Based on file extensions, our dataset contains shared libraries (35%), object files (37%) and executables (13%). The largest file is libv8 (1.6 GiB), the static library of v8, a JavaScript engine.

The Table below lists the most frequent binaries found in the dataset. It's interesting to see the prevalence of libbluetooth, both because it was affected by several vulnerabilities, but also because it's easier to compile than some other AOSP projects.

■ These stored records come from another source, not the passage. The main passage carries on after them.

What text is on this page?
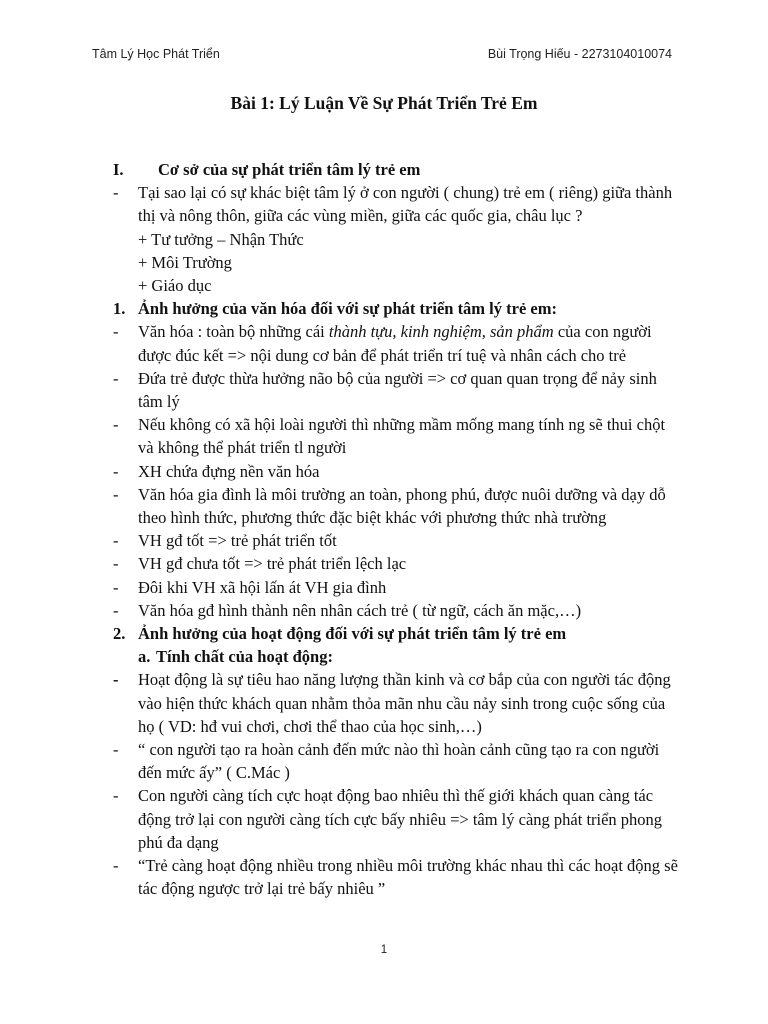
Tâm Lý Học Phát Triển	Bùi Trọng Hiếu - 2273104010074
Bài 1: Lý Luận Về Sự Phát Triển Trẻ Em
I.	Cơ sở của sự phát triển tâm lý trẻ em
-	Tại sao lại có sự khác biệt tâm lý ở con người ( chung) trẻ em ( riêng) giữa thành thị và nông thôn, giữa các vùng miền, giữa các quốc gia, châu lục ?
+ Tư tưởng – Nhận Thức
+ Môi Trường
+ Giáo dục
1. Ảnh hưởng của văn hóa đối với sự phát triển tâm lý trẻ em:
-	Văn hóa : toàn bộ những cái thành tựu, kinh nghiệm, sản phẩm của con người được đúc kết => nội dung cơ bản để phát triển trí tuệ và nhân cách cho trẻ
-	Đứa trẻ được thừa hưởng não bộ của người => cơ quan quan trọng để nảy sinh tâm lý
-	Nếu không có xã hội loài người thì những mầm mống mang tính ng sẽ thui chột và không thể phát triển tl người
-	XH chứa đựng nền văn hóa
-	Văn hóa gia đình là môi trường an toàn, phong phú, được nuôi dưỡng và dạy dỗ theo hình thức, phương thức đặc biệt khác với phương thức nhà trường
-	VH gđ tốt => trẻ phát triển tốt
-	VH gđ chưa tốt => trẻ phát triển lệch lạc
-	Đôi khi VH xã hội lấn át VH gia đình
-	Văn hóa gđ hình thành nên nhân cách trẻ ( từ ngữ, cách ăn mặc,…)
2. Ảnh hưởng của hoạt động đối với sự phát triển tâm lý trẻ em
a. Tính chất của hoạt động:
-	Hoạt động là sự tiêu hao năng lượng thần kinh và cơ bắp của con người tác động vào hiện thức khách quan nhằm thỏa mãn nhu cầu nảy sinh trong cuộc sống của họ ( VD: hđ vui chơi, chơi thể thao của học sinh,…)
-	“ con người tạo ra hoàn cảnh đến mức nào thì hoàn cảnh cũng tạo ra con người đến mức ấy” ( C.Mác )
-	Con người càng tích cực hoạt động bao nhiêu thì thế giới khách quan càng tác động trở lại con người càng tích cực bấy nhiêu => tâm lý càng phát triển phong phú đa dạng
-	“Trẻ càng hoạt động nhiều trong nhiều môi trường khác nhau thì các hoạt động sẽ tác động ngược trở lại trẻ bấy nhiêu ”
1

Name Count 953 748 650 421
net_test_btif 417
net_test_stack 299
hevcdec 268 242 234 229


Our dataset suffers from some limitations detailed below:

  • Component Diversity: All components used in this dataset are open source which does not reflect the diversity of real-world code. For example, low-level firmware code, drivers for specific hardware remain closed source and thus are not considered in this dataset.
  • Single Point of Failure: Our dataset exclusively relies on the Google commitment to regularly publish Android Security Bulletins. If this publication stops, the dataset cannot be updated anymore.
  • Data Quality: Our dataset implies that the commit referenced as a vulnerability fixing commit is complete, i.e. completely fixes the vulnerability, and minimal, i.e. it does not fix any other problem nor add functionalities.


I would like to thank the authors of Roy initial version. They did most of the work and we only stand on their shoulders. ;)

Many thanks also to this blog post reviewers for their valuable feedback and corrections.


This work was part of the author's thesis and has been published in CODASPY 2022 under the name Building a Commit-level Dataset of Real-world Vulnerabilities [9].